Even if you have no idea what the play is about, there is something inherently funny about a man in velvet robes with an elaborate feathered hat stumbling about and trying to speak in iambic pentameter, albeit with a few more swear words than Shakespeare originally wrote. That being said, Antonio was good enough to address the audience and clarify plot points, explain jokes and even define complicated words or turns of phrase, prompting a great deal of confusion from his fellow actors. “Who do you speak to, my lord?” asked Bassanio. “The...pigeons?” Antonio replied, hopefully. “Yes, indeed my lord, there are a great number of pigeons in this Venetian courtyard,” came the response, to great applause. As well as this, Antonio condemned Shakespeare’s anti-Semitism, and even gave some insights into the text, saying in reference to Bassanio, “In Shakespeare’s version, we’re a bit gay”!
The other actors coped admirably with their drunken cast mate’s antics, especially poor Bassanio who bore the brunt of it. From Antonio clambering on him to running onstage and telling him which casket to choose to win Portia’s hand, saying they had no time for his big speech, he rarely faltered. Shylock also had a difficult time, mostly by virtue of his character, but when Antonio encouraged the audience to give him a round of applause after his last line it was a lovely moment. The choosing of the caskets scene itself was cleverly done, with suitors being brought in from the audience – although when the first suitor chose the right casket, we were hastily and loudly informed he had, in fact, picked a different one.

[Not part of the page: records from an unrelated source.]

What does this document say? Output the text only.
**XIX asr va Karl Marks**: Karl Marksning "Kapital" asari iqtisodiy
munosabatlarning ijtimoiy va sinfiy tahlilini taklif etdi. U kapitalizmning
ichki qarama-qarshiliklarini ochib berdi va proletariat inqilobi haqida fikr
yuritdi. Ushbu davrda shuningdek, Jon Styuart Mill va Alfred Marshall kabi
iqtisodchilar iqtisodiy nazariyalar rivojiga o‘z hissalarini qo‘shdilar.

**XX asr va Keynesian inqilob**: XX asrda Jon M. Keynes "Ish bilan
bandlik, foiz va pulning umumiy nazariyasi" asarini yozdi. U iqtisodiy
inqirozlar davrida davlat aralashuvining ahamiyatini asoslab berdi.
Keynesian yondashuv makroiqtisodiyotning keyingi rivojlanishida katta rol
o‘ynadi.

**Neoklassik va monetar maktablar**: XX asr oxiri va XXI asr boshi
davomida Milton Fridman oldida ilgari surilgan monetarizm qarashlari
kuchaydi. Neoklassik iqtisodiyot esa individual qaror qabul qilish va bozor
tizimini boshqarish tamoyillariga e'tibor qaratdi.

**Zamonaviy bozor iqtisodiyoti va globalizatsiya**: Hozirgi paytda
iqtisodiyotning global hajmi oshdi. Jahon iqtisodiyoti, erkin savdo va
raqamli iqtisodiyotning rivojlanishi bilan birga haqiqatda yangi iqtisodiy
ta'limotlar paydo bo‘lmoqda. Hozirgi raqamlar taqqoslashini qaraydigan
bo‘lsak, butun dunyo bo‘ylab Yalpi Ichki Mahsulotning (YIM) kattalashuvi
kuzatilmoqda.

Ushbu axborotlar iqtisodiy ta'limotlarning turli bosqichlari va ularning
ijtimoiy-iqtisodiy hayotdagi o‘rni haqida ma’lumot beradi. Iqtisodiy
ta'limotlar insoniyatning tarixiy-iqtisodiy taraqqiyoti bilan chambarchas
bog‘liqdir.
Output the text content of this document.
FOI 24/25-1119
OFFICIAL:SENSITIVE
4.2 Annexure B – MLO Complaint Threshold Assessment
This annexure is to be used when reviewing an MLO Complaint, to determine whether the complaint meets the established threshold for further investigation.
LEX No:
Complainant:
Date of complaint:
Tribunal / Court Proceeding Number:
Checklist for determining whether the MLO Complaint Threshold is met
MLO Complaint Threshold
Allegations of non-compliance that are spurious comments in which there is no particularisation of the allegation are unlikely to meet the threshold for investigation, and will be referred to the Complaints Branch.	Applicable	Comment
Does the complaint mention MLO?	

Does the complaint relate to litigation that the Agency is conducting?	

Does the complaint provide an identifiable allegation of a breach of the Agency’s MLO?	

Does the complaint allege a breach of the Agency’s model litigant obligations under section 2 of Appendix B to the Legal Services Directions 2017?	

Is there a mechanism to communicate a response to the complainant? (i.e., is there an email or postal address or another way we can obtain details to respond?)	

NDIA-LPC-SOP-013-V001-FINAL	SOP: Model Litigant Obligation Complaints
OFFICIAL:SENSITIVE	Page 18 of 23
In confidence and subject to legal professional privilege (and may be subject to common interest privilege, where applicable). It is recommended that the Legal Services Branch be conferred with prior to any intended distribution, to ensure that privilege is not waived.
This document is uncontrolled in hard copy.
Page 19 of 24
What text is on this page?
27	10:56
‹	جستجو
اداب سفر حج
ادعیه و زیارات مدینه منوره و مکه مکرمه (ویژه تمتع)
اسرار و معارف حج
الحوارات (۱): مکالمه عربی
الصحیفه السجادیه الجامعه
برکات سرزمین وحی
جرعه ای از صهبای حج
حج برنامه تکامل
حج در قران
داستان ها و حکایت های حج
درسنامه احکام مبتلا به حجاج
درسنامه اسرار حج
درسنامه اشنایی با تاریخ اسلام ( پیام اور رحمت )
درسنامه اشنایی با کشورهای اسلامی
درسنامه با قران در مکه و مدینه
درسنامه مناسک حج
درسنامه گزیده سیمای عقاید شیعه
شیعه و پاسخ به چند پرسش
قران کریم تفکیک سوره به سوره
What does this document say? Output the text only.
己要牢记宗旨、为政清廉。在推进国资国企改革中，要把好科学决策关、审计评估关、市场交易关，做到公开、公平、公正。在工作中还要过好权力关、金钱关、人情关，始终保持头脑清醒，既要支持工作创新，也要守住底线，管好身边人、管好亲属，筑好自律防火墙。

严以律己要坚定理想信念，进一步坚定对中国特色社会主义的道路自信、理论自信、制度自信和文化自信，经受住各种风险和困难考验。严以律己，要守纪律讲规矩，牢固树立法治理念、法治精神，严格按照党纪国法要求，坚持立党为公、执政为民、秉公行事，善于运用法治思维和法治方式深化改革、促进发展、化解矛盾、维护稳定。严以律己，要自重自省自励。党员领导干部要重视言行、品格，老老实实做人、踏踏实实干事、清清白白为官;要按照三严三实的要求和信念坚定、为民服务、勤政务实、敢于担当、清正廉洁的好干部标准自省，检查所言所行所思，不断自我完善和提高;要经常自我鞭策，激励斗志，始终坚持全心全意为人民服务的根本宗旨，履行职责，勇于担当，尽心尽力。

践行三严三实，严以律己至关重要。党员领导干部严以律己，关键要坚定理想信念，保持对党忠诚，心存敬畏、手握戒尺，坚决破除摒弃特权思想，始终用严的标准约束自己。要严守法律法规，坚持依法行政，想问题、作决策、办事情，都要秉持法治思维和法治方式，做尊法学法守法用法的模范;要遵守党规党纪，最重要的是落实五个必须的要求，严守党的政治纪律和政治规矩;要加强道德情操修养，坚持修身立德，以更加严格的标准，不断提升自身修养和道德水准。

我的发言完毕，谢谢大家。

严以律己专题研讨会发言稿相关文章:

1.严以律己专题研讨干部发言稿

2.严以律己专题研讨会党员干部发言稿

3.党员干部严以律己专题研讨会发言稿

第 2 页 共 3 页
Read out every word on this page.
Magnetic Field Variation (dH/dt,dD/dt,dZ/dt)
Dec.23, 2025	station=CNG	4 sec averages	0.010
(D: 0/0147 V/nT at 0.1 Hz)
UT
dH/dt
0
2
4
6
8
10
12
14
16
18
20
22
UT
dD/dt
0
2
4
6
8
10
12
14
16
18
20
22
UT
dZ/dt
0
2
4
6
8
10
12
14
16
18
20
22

Speaking of yelling, the highlight of my evening had to be Antonio shouting at the fireworks from the Military Tattoo; “Shut up! I’ve got Shakespeare to deliver! It’s art!” I would have to agree with him there, Shakespeare is art; in this production, hilarious, unpredictable art, wonderfully capturing the raucous nature of the theatre of Shakespeare’s day. Iago states that “Good wine is a good familiar creature, if it be well used” (Othello, Act II, Scene 3); replace wine with several cans of Tennants and half a bottle of Jack Daniels and you could definitely say it was well used, to deliver a fantastic show.